Jared Dooley saw the picture and thought back to the baby photos. Two decades ago, Ben Dooley was this cute little chubby baby. And now?
“I am terrified,” Jared Dooley said.
Early this month, after offensive lineman Garrett Curran started the trend, Ben Dooley — Boise State’s redshirt senior left guard — shaved his entire head. He ditched the rugged look for something much more menacing. Bald head. A red beard thicker than the Amazon. All on top of his 6-foot-5, 315-pound frame.
Ben sent his dad the photo just after the sheering.
“I said, ‘You are going to look like an absolute nightmare when you put your eye black on and it starts to run,’” Jared Dooley said. “As a father, you think about holding him as a baby and how sweet he was. Then I look at him and he’s just a nightmare.”
Boise State has never been happier to have a nightmare.
Dooley might be the anchor for Boise State’s offensive line this season, the seasoned vet who most teammates and coaches would say is the best run blocker on the team. For a Broncos squad that likes to run the ball until legs start giving out, Dolley transforms from important to vital.
The proof of that came last season, when an infected bone spur in Dooley’s foot kept him out for the first eight weeks of the season. He stood on the sidelines as Boise State sputtered to a 2-2 record and probably too much blame fell on the offensive line.
“That feeling is awful,” Dooley said. “You just feel helpless.”
Injuries rarely affected Dooley in the past. He’d have the occasional ankle sprain during high school wrestling, but nothing that ever kept him out for months, nothing that required him to use a scooter to get around.
Dooley still showed up to workouts, only able to exercise one leg and then forced to watch one leg grow larger than the other.
“It just got to be really taxing for him mentally,” Jared Dooley said. “So as a father, when you watch your son go through something so incredibly taxiing, it just wears on you.”
Jared tried to share a consistent message with his son: Do what you can. Don’t focus on what you can’t.
Good offensive linemen do the little things right. Correct hand placement, footwork, timing. In rehab, too, Dooley stayed on top of the details. Taking all his meds. Showing up at physical therapy. Still sitting in every offensive line meeting.
“Taking that step back into leadership, instead of leading on the field,” Ben Dooley said. “It was a lot of film with the younger guys. … And then just coaching in practice itself. Getting their footwork right. Getting their technique right. Giving them reminders when they get onto the field, ‘This is what you’re gonna see. Be ready for it.’”
That training became far more necessary than Dooley hoped. The Broncos offensive line was a sitcom on its last legs, rolling with new combinations in search of something that worked. Boise State had seven different O-Line combos last year, including four different guys finding time at right guard.
This season, the revolving door has already begun swinging. Mason Randolph started camp at center. Nathon Cardona saw some time there. And, recently, Garrett Curran has been snapping the ball for Boise State.

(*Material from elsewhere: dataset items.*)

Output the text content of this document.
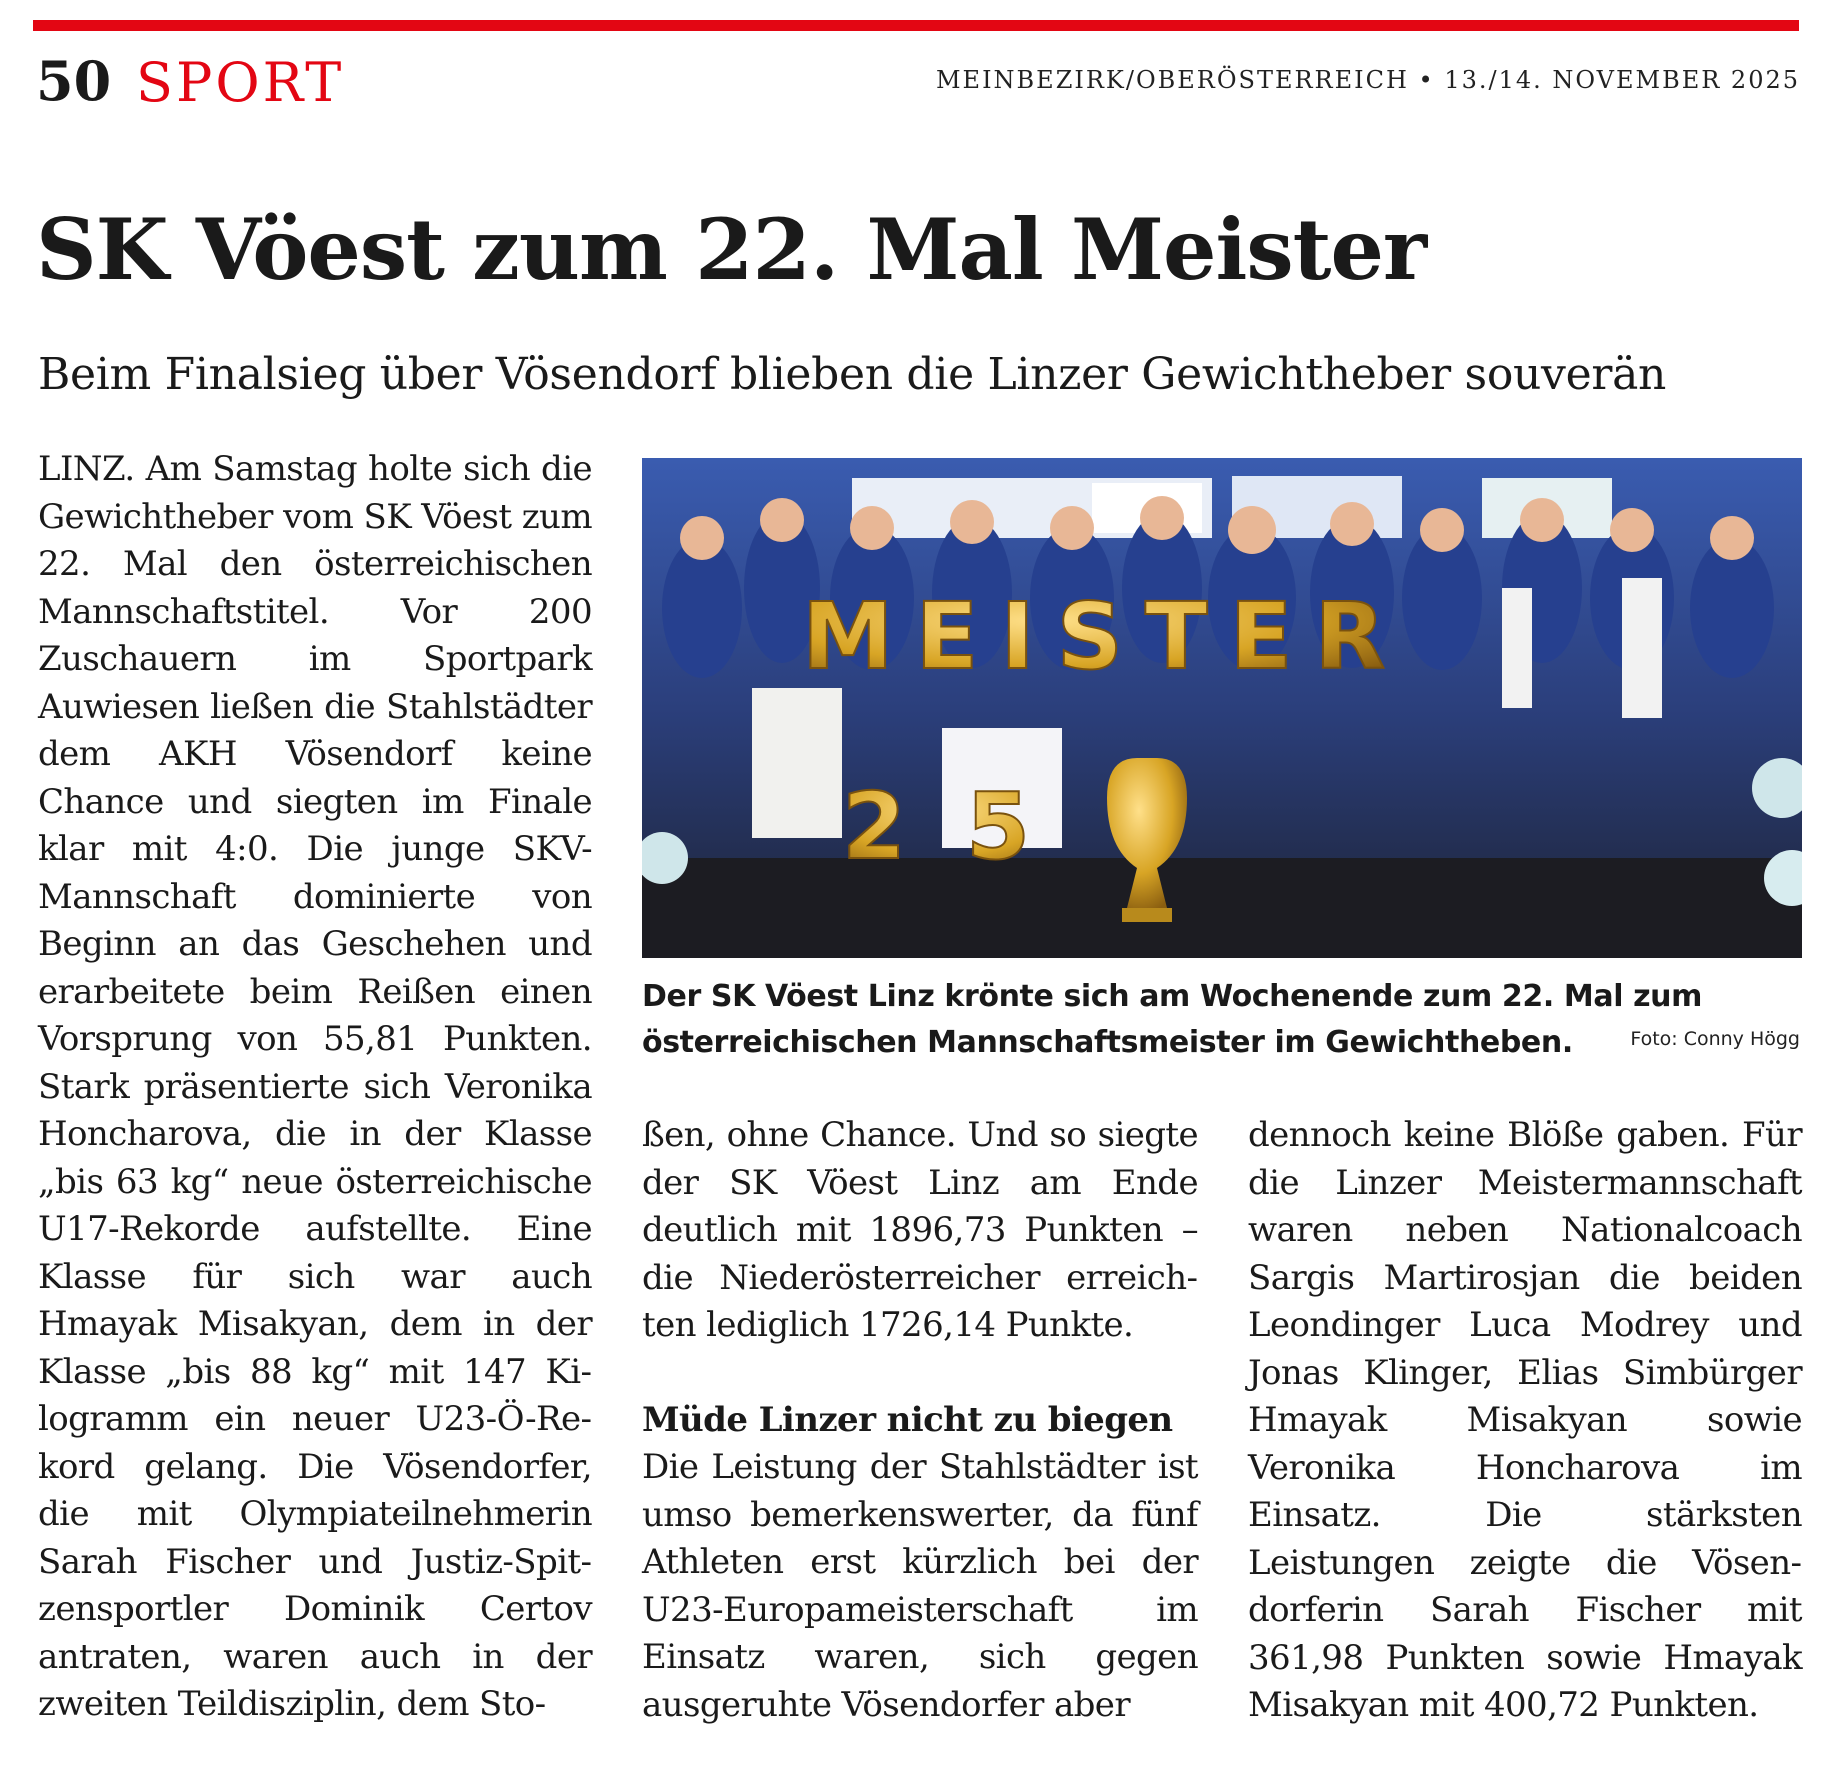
50 SPORT	MEINBEZIRK/OBERÖSTERREICH • 13./14. NOVEMBER 2025
SK Vöest zum 22. Mal Meister
Beim Finalsieg über Vösendorf blieben die Linzer Gewichtheber souverän

LINZ. Am Samstag holte sich die Gewichtheber vom SK Vöest zum 22. Mal den österreichischen Mannschaftstitel. Vor 200 Zuschauern im Sportpark Auwiesen ließen die Stahlstädter dem AKH Vösendorf keine Chance und siegten im Finale klar mit 4:0. Die junge SKV-Mannschaft dominierte von Beginn an das Geschehen und erarbeitete beim Reißen einen Vorsprung von 55,81 Punkten. Stark präsentierte sich Veronika Honcharova, die in der Klasse „bis 63 kg“ neue österreichische U17-Rekorde aufstellte. Eine Klasse für sich war auch Hmayak Misakyan, dem in der Klasse „bis 88 kg“ mit 147 Kilogramm ein neuer U23-Ö-Rekord gelang. Die Vösendorfer, die mit Olympiateilnehmerin Sarah Fischer und Justiz-Spitzensportler Dominik Certov antraten, waren auch in der zweiten Teildisziplin, dem Sto-

MEISTER
25
Der SK Vöest Linz krönte sich am Wochenende zum 22. Mal zum österreichischen Mannschaftsmeister im Gewichtheben.	Foto: Conny Högg

ßen, ohne Chance. Und so siegte der SK Vöest Linz am Ende deutlich mit 1896,73 Punkten – die Niederösterreicher erreichten lediglich 1726,14 Punkte.

Müde Linzer nicht zu biegen

Die Leistung der Stahlstädter ist umso bemerkenswerter, da fünf Athleten erst kürzlich bei der U23-Europameisterschaft im Einsatz waren, sich gegen ausgeruhte Vösendorfer aber

dennoch keine Blöße gaben. Für die Linzer Meistermannschaft waren neben Nationalcoach Sargis Martirosjan die beiden Leondinger Luca Modrey und Jonas Klinger, Elias Simbürger Hmayak Misakyan sowie Veronika Honcharova im Einsatz. Die stärksten Leistungen zeigte die Vösendorferin Sarah Fischer mit 361,98 Punkten sowie Hmayak Misakyan mit 400,72 Punkten.
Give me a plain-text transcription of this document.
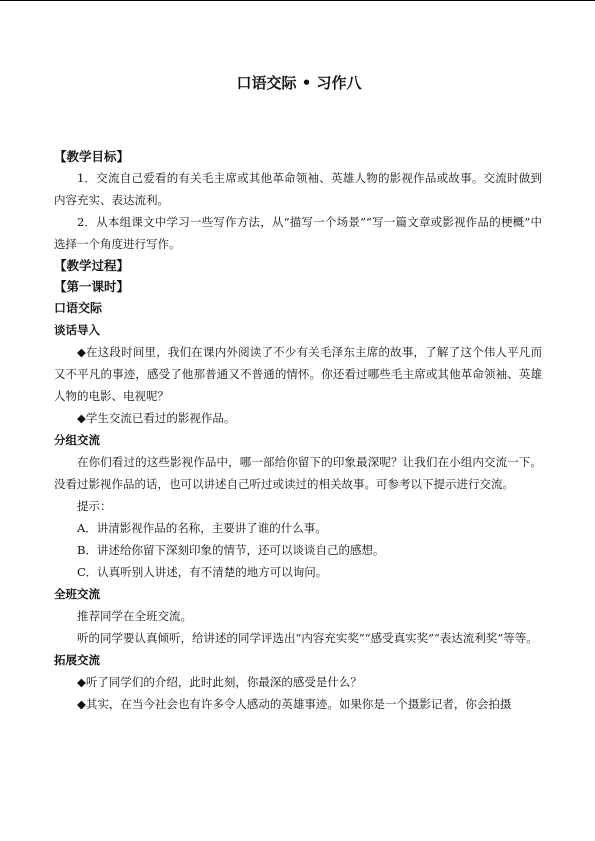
口语交际 • 习作八
【教学目标】

1．交流自己爱看的有关毛主席或其他革命领袖、英雄人物的影视作品或故事。交流时做到内容充实、表达流利。

2．从本组课文中学习一些写作方法，从“描写一个场景”“写一篇文章或影视作品的梗概”中选择一个角度进行写作。

【教学过程】
【第一课时】
口语交际
谈话导入

◆在这段时间里，我们在课内外阅读了不少有关毛泽东主席的故事，了解了这个伟人平凡而又不平凡的事迹，感受了他那普通又不普通的情怀。你还看过哪些毛主席或其他革命领袖、英雄人物的电影、电视呢？

◆学生交流已看过的影视作品。

分组交流

在你们看过的这些影视作品中，哪一部给你留下的印象最深呢？让我们在小组内交流一下。没看过影视作品的话，也可以讲述自己听过或读过的相关故事。可参考以下提示进行交流。

提示：

A．讲清影视作品的名称，主要讲了谁的什么事。

B．讲述给你留下深刻印象的情节，还可以谈谈自己的感想。

C．认真听别人讲述，有不清楚的地方可以询问。

全班交流

推荐同学在全班交流。

听的同学要认真倾听，给讲述的同学评选出“内容充实奖”“感受真实奖”“表达流利奖”等等。

拓展交流

◆听了同学们的介绍，此时此刻，你最深的感受是什么？

◆其实，在当今社会也有许多令人感动的英雄事迹。如果你是一个摄影记者，你会拍摄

The Broncos, though, seem more equipped to handle change this season. The depth stretches further and so many guys in OL coach Tim Keane’s room have the versatility to move to wherever they are needed. Tackle, guard, center, doesn’t matter.
Heck, Dooley is so adaptable that back when Boise State’s defensive line got ravaged with COVID before a 2020 game against Colorado State, the coaches moved Dooley to the D-Line three days before the game … and he racked up two tackles.
“That was unbelievable,” said defensive lineman Michael Callahan. “He was blowing the guards up. Like he came in and he did really well. He could 100% play nose tackle in Division I college football.”
Boise State is just fine with Dooley sticking on the offensive line, becoming a nightmare for defenses as Taylen Green, George Holani and Ashton Jeanty pound the rock.
“Our goal for every game is 150 yards rushing,” Dooley said. “I think we can easily achieve that. I’m hoping we can give our backs even more.”